Was wünschen Sie sich aktuell von der Gesellschaft und Politik?

Es ist keine Lösung, immer jemanden an den Pranger zu stellen und mit dem Finger in der Wunde zu stochern. Jedem einzelnen wird aktuell das Pflichtbewusstsein abverlangt zu verstehen, dass wir uns noch immer im Krisenfall befinden. Wenn wir nicht zusammenhalten, kommen wir aus dem Hamsterrad nicht raus.

Von der Politik wünsche ich mir Ehrlichkeit, Transparenz und zielorientiertes Vorgehen. Ich möchte die Entscheidungen nicht treffen, aber Fachberater sollten gehört und weise gewählt werden. Das Vertrauen der Menschen ist wichtig, damit Verständnis für bestimmte Maßnahmen herrscht. Mit Skandalen und dem Füllen der eigenen Taschen, verspielt man es sich.

Denn wir müssen im Dienst jeden Tag mit der Stimmungslage umgehen und manchmal auch den Unmut der Bürgerinnen und Bürger aufsaugen.
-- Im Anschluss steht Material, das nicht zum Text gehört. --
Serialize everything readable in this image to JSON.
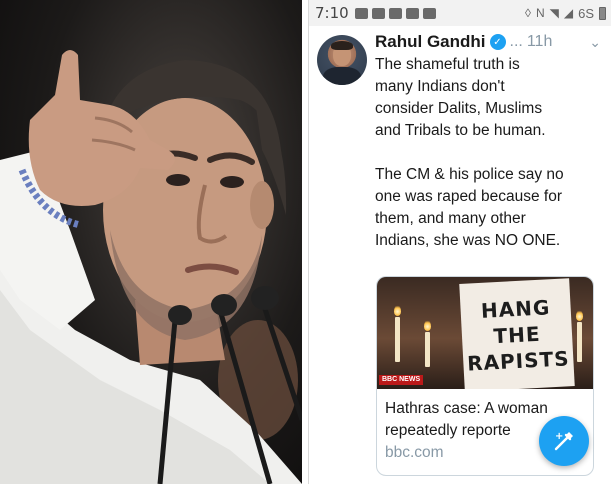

Glücklicherweise bekommen wir aber auch täglich Dankschreiben für unsere Organisation und unser Personal. Es macht uns stolz, dass wir den Menschen das Gefühl vermitteln, dass sie bei uns bist du gut aufgehoben sind.

 

Was würden Sie einem Gründer mit auf dem Weg geben?

Glaube an dich selbst, an dein Projekt und dein Geschäftsmodell. Du brauchst ein Ziel vor Augen, das klingt zwar abgedroschen, aber nur mit Ziel vor Augen, findest du deinen Weg. Das war auch für uns am Anfang so. Wir hatten viele Baustellen auf dem Weg in die Gegenwart, viele Prozesse und Hürden, mit denen wir erst nicht gerechnet haben, da sie nicht absehbar waren. Aber so ist es nun mal: Dinge passieren, man muss sie annehmen und das Beste daraus machen.

 

Eine letzte Frage: „Trambahnführen ist mein Ausgleich zum Lebenswerk“ – was hat es mit dieser Aussage auf sich?

Trambahnfahren ist meine Leidenschaft, der ich regelmäßig nachgehe. Ich habe das quasi mit der Muttermilch aufgesogen und von meinen Eltern vererbt bekommen. Es ist mein Ausgleich zur Arbeit, da ich hier komplett abschalten kann, nicht erreichbar bin und mich auf das Fahren konzentrieren muss.